Israel’s rank in the World Bank’s Control of Corruption Index dropped substantially, and is at its lowest since 2013. As far as political participation is concerned, according to the Economist Index, Israel still outperforms most established democratic countries and ranks second in the world. In the Economist Government’s Performance Index, which examines the level of democratic functioning and the efficiency of government institutions, Israel retains 27 out of the 167 countries included in the index, and is ranked 20 among 36 OECD countries.
Israel and the Diaspora – 60% of the Jewish Israeli public believe that the Israeli government should not take into account the views of the Diaspora Jews when making important decisions (up from 46.5% in 2014), while 38% believe the government should consider their positions.

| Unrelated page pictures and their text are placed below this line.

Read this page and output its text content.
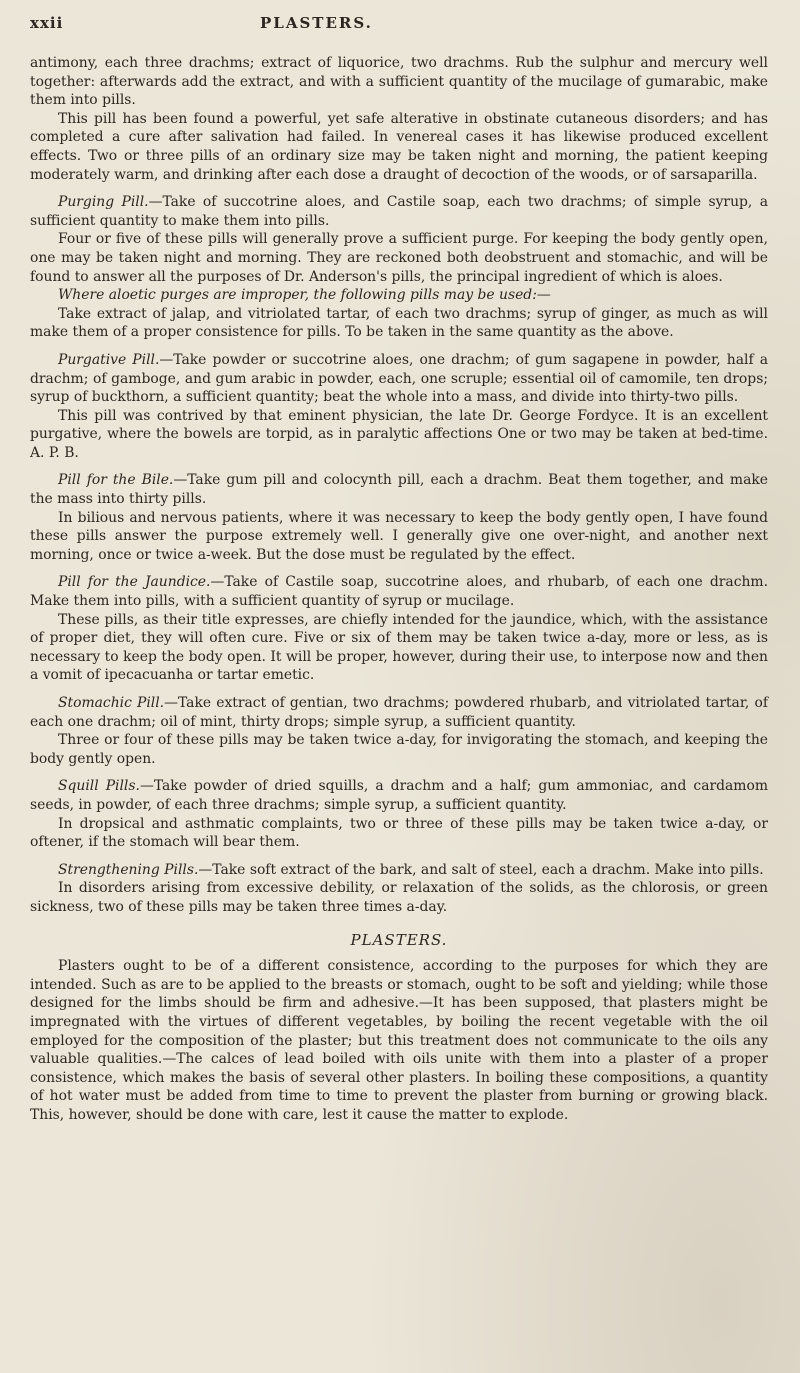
xxii	PLASTERS.

antimony, each three drachms; extract of liquorice, two drachms. Rub the sulphur and mercury well together: afterwards add the extract, and with a sufficient quantity of the mucilage of gumarabic, make them into pills.

This pill has been found a powerful, yet safe alterative in obstinate cutaneous disorders; and has completed a cure after salivation had failed. In venereal cases it has likewise produced excellent effects. Two or three pills of an ordinary size may be taken night and morning, the patient keeping moderately warm, and drinking after each dose a draught of decoction of the woods, or of sarsaparilla.

Purging Pill.—Take of succotrine aloes, and Castile soap, each two drachms; of simple syrup, a sufficient quantity to make them into pills.

Four or five of these pills will generally prove a sufficient purge. For keeping the body gently open, one may be taken night and morning. They are reckoned both deobstruent and stomachic, and will be found to answer all the purposes of Dr. Anderson's pills, the principal ingredient of which is aloes.

Where aloetic purges are improper, the following pills may be used:—

Take extract of jalap, and vitriolated tartar, of each two drachms; syrup of ginger, as much as will make them of a proper consistence for pills. To be taken in the same quantity as the above.

Purgative Pill.—Take powder or succotrine aloes, one drachm; of gum sagapene in powder, half a drachm; of gamboge, and gum arabic in powder, each, one scruple; essential oil of camomile, ten drops; syrup of buckthorn, a sufficient quantity; beat the whole into a mass, and divide into thirty-two pills.

This pill was contrived by that eminent physician, the late Dr. George Fordyce. It is an excellent purgative, where the bowels are torpid, as in paralytic affections One or two may be taken at bed-time. A. P. B.

Pill for the Bile.—Take gum pill and colocynth pill, each a drachm. Beat them together, and make the mass into thirty pills.

In bilious and nervous patients, where it was necessary to keep the body gently open, I have found these pills answer the purpose extremely well. I generally give one over-night, and another next morning, once or twice a-week. But the dose must be regulated by the effect.

Pill for the Jaundice.—Take of Castile soap, succotrine aloes, and rhubarb, of each one drachm. Make them into pills, with a sufficient quantity of syrup or mucilage.

These pills, as their title expresses, are chiefly intended for the jaundice, which, with the assistance of proper diet, they will often cure. Five or six of them may be taken twice a-day, more or less, as is necessary to keep the body open. It will be proper, however, during their use, to interpose now and then a vomit of ipecacuanha or tartar emetic.

Stomachic Pill.—Take extract of gentian, two drachms; powdered rhubarb, and vitriolated tartar, of each one drachm; oil of mint, thirty drops; simple syrup, a sufficient quantity.

Three or four of these pills may be taken twice a-day, for invigorating the stomach, and keeping the body gently open.

Squill Pills.—Take powder of dried squills, a drachm and a half; gum ammoniac, and cardamom seeds, in powder, of each three drachms; simple syrup, a sufficient quantity.

In dropsical and asthmatic complaints, two or three of these pills may be taken twice a-day, or oftener, if the stomach will bear them.

Strengthening Pills.—Take soft extract of the bark, and salt of steel, each a drachm. Make into pills.

In disorders arising from excessive debility, or relaxation of the solids, as the chlorosis, or green sickness, two of these pills may be taken three times a-day.

PLASTERS.

Plasters ought to be of a different consistence, according to the purposes for which they are intended. Such as are to be applied to the breasts or stomach, ought to be soft and yielding; while those designed for the limbs should be firm and adhesive.—It has been supposed, that plasters might be impregnated with the virtues of different vegetables, by boiling the recent vegetable with the oil employed for the composition of the plaster; but this treatment does not communicate to the oils any valuable qualities.—The calces of lead boiled with oils unite with them into a plaster of a proper consistence, which makes the basis of several other plasters. In boiling these compositions, a quantity of hot water must be added from time to time to prevent the plaster from burning or growing black. This, however, should be done with care, lest it cause the matter to explode.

Shared Destiny – 51% of Jewish Israelis believe that Jews the world over share a common destiny. Analysis of the responses according to the respondent’s self-identification on the continuum from ‘ultra-Orthodox’ to ‘secular,’ reveals that 72% of those defining themselves as religious, 68.5% of the ultra-Orthodox and 63% of those identifying as traditional-religious, agree that Diaspora Jews and Israeli Jews share a common destiny, compared to only 44.5% of those defining themselves as ‘not religious, but traditional’ and 42% of those defining themselves as secular.
The Israeli Democracy Index was conducted for the 17th year by The Guttman Center for Public Opinion and Policy Research at the Israel Democracy Institute on the basis of a large-scale public opinion survey conducted in May 2019. The survey included 1,014 interviewees (852 Jews and others, and 162 Arabs), who constitute a representative sample of the adult Israeli population. The maximum sampling error for the entire sample was 3.1%± at a confidence level of 95%.